NO SACRIFICE IN VAIN...
I have watched 'Saving Private Ryan' about five times, and not once has it failed to bring tears to my eyes. Of course, that's me because I am intimately interested in World War 2 history, and any good story from those frontlines can make me emotional. The other reason is that Cornelius Ryan's epic novel on D-Day, 'The Longest Day' was the first artifact of war I had to contend with when I was in school. The story inspired me so much that time that I will never ever forget the 101st US Airborne Division. The interesting thing about Saving Private Ryan- one may ask, why so much ado about saving one man? Many people thought that the movie was unrealistic because the mission was unrealistic, not to mention logistically wasteful; six men putting their lives at stake for one man, just because he is the last of his brothers to be living. I superficially agree with these critics, and I am sure that there must have been hundreds, if not thousands of mothers, who lost all their sons in the war. So why all the jazz about the mission, the man, and the movie?

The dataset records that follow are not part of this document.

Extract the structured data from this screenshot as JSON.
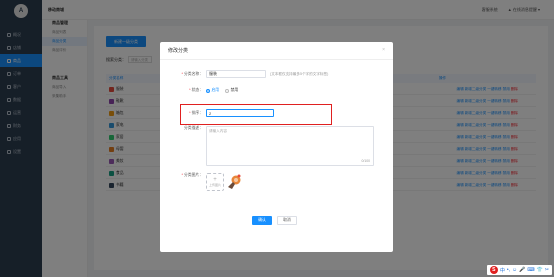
{
  "sidebar": {
    "logo": "A",
    "items": [
      {
        "label": "概况",
        "active": false
      },
      {
        "label": "店铺",
        "active": false
      },
      {
        "label": "商品",
        "active": true
      },
      {
        "label": "订单",
        "active": false
      },
      {
        "label": "客户",
        "active": false
      },
      {
        "label": "数据",
        "active": false
      },
      {
        "label": "运营",
        "active": false
      },
      {
        "label": "财务",
        "active": false
      },
      {
        "label": "应用",
        "active": false
      },
      {
        "label": "设置",
        "active": false
      }
    ]
  },
  "subnav": {
    "groups": [
      {
        "title": "商品管理",
        "items": [
          {
            "label": "商品列表",
            "active": false
          },
          {
            "label": "商品分类",
            "active": true
          },
          {
            "label": "商品评价",
            "active": false
          }
        ]
      },
      {
        "title": "商品工具",
        "items": [
          {
            "label": "商品导入",
            "active": false
          },
          {
            "label": "采集助手",
            "active": false
          }
        ]
      }
    ]
  },
  "header": {
    "title": "移动商城",
    "links": [
      "客服系统",
      "▲ 在线消息提醒 ▾"
    ]
  },
  "main": {
    "new_button": "新建一级分类",
    "filter_label": "搜索分类：",
    "filter_placeholder": "请输入分类",
    "table_headers": [
      "分类名称",
      "操作"
    ],
    "rows": [
      {
        "name": "服装",
        "color": "#e74c3c"
      },
      {
        "name": "鞋靴",
        "color": "#8e44ad"
      },
      {
        "name": "箱包",
        "color": "#f39c12"
      },
      {
        "name": "家电",
        "color": "#3498db"
      },
      {
        "name": "家居",
        "color": "#2ecc71"
      },
      {
        "name": "母婴",
        "color": "#e67e22"
      },
      {
        "name": "美妆",
        "color": "#9b59b6"
      },
      {
        "name": "食品",
        "color": "#16a085"
      },
      {
        "name": "书籍",
        "color": "#34495e"
      }
    ],
    "ops": {
      "edit": "编辑",
      "add_child": "新增二级分类",
      "transfer": "一键转移",
      "disable": "禁用",
      "delete": "删除"
    }
  },
  "modal": {
    "title": "修改分类",
    "close": "×",
    "name_label": "分类名称：",
    "name_value": "服装",
    "name_hint": "(文本框仅支持最多5个字的文字标签)",
    "status_label": "状态：",
    "status_options": [
      {
        "label": "启用",
        "checked": true
      },
      {
        "label": "禁用",
        "checked": false
      }
    ],
    "sort_label": "排序：",
    "sort_value": "2",
    "desc_label": "分类描述：",
    "desc_placeholder": "请输入内容",
    "desc_count": "0/100",
    "image_label": "分类图片：",
    "upload_plus": "+",
    "upload_label": "上传图片",
    "ok": "确认",
    "cancel": "取消"
  },
  "tray": {
    "items": [
      "S",
      "中",
      "•,",
      "☺",
      "🎤",
      "⌨",
      "👕",
      "✂"
    ]
  },
  "colors": {
    "primary": "#1890ff",
    "sidebar": "#2c3e50",
    "highlight": "#e02020",
    "danger": "#f5222d"
  }
}
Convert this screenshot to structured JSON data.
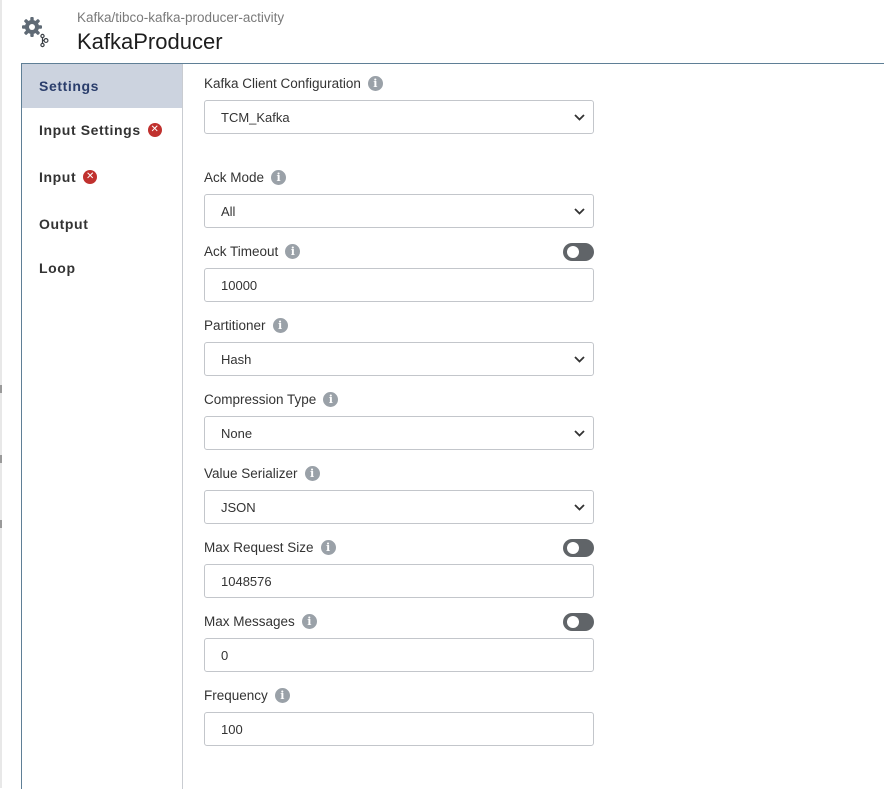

The answer comes during a poignant scene when Captain John H Miller (Tom Hanks) explains it all. Quite simply, he says that the mission might sound ludicrous, but the fact is that he won't feel like going home to his wife if he doesn't complete it. For me, that's the reason the movie was made, to show how every mission and the most mundane of objectives fits in with the big picture. It's important to realise that without these 'mundane' objectives getting fulfilled, the big picture holds no promise at all. If the men and women who are entrusted with them don't hold them up in front of their soul, the struggle is as good as lost, in peacetime and in wartime. In my opinion, it's much more than merely following orders. We see this quality in the bravest people in history, many of whose stories won't be ever heard because they sacrificed their lives for freedom. For me, the movie is most interesting because it brings up the eternal conundrum of war (and peace): how does one man's life compare with the 'greater good' of society? But for people like John Miller, it was not a conundrum, but a simple duty, the failure to fulfil which would have made them feel unsatisfied throughout life. That the secondary school grammar teacher from rural Pennsylvania, wrenched from his simple life and thrown into the enforced throes of war, comes to terms with this conundrum, is as sobering and inspiring as anything can be.
My favourite scene? Just before the last battle, Miller and Ryan (Matt Damon) are reliving some of their memories. Ryan recalls a boisterous and hilarious situation with his brothers. Miller says that his wife used to say something about the rose garden. But when Ryan asks him to tell him that story, Miller says, 'No...I think I will keep that one for myself'. It's as if he knows that he is going to die, and wants to preserve one last shrad of private memory of his wife with him.
At this point, I suddenly remember one of my favourite quotes by T. S. Eliot. The quote is applicable to many of the central themes in human life, and certainly to one as soul searching as war and peace:
"We shall not cease to explore,
and the end of all our exploring
will be to arrive where we started,
and know the place for the first time"
4 Comments:
One of my favorite movie reviews is a contrarian review of SPR here:
http://www.centerforbookculture.org/context/no1/white.html
I actually liked the movie mostly. I think the last thirty minutes tend to have a pornographic action-movie appeal that the first thirty minutes explicitly do not.
I couldn't handle the graphic scenes in SPR, I saw only the first half. Schindler's List is another gut-wrencher...I was crying all through.
The worst part is that these are true stories, or at least very close.
Chris: That was a very interesting 'review', if a little crass at times.
Sumedha: Oh yes! Schindler's List was a kind of catharsis for me too. If you haven't read it already, here is my post on it. Saving Private Ryan's opening ten minutes are unparalleled in the history of war movies. Spielberg shows it as it was. In the characteristic Spielberg style, the violence is extreme but never gratuitous.
In the last scene Miller asks Ryan to
' .. earn it' and Ryan does and as a soldier.